Montenegro has reduced its unemployment to 12 percent, the lowest in the region. For two years, the government has run a budget surplus, and capital investment is up 80 percent.
"If the Radicals come to power [in Serbia], the EU is going to hold up Montenegro as a small little success story," says James Lyons, a Balkan expert with the International Crisis Group. "Really, Montenegro is the little country that could."
Ana Vukadinovic, head of Montenegro's Office for European Integration, says the country is now focused on fully implementing its SAA, bringing the institutions and policies in line with EU standards.
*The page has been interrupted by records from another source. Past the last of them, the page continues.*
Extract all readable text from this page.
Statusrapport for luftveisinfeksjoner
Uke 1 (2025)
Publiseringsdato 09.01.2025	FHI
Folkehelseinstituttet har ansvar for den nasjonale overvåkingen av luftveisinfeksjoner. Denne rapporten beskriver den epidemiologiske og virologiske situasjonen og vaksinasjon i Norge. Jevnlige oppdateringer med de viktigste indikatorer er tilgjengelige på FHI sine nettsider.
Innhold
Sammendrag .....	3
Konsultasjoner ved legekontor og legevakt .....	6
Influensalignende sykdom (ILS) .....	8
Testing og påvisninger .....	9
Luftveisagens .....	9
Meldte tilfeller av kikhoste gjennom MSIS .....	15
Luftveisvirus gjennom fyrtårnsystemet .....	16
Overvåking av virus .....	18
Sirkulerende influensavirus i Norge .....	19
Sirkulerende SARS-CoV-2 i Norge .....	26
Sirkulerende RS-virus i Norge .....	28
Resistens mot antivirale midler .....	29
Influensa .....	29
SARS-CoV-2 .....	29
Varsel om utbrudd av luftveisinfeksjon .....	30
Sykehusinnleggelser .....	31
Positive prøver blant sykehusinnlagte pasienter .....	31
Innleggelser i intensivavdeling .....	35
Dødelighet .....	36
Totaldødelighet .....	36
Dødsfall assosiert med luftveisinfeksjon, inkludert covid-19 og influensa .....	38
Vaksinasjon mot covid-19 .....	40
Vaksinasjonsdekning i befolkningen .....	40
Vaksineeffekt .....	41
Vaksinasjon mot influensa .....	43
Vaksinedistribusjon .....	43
She mentions 2012.
"We are not talking about this as an EU entry date, but about this as a date for being ready to join," she says. Polls show 75 percent of Montenegrins want to join the EU.
But while financial aid might continue to foster goodwill for the EU in the region, it doesn't smooth out everything, says Kristof Bender, a Balkan expert at the European Stability Initiative in Germany.
Mr. Bender points to divisiveness in the bloc's support of Kosovo's declaration of independence and the blow Greece delivered last month by blocking Macedonia's NATO's bid. "That was a major set-back to the EU's Balkan policy," he says. "Right now, I don't think there is a visible strategy."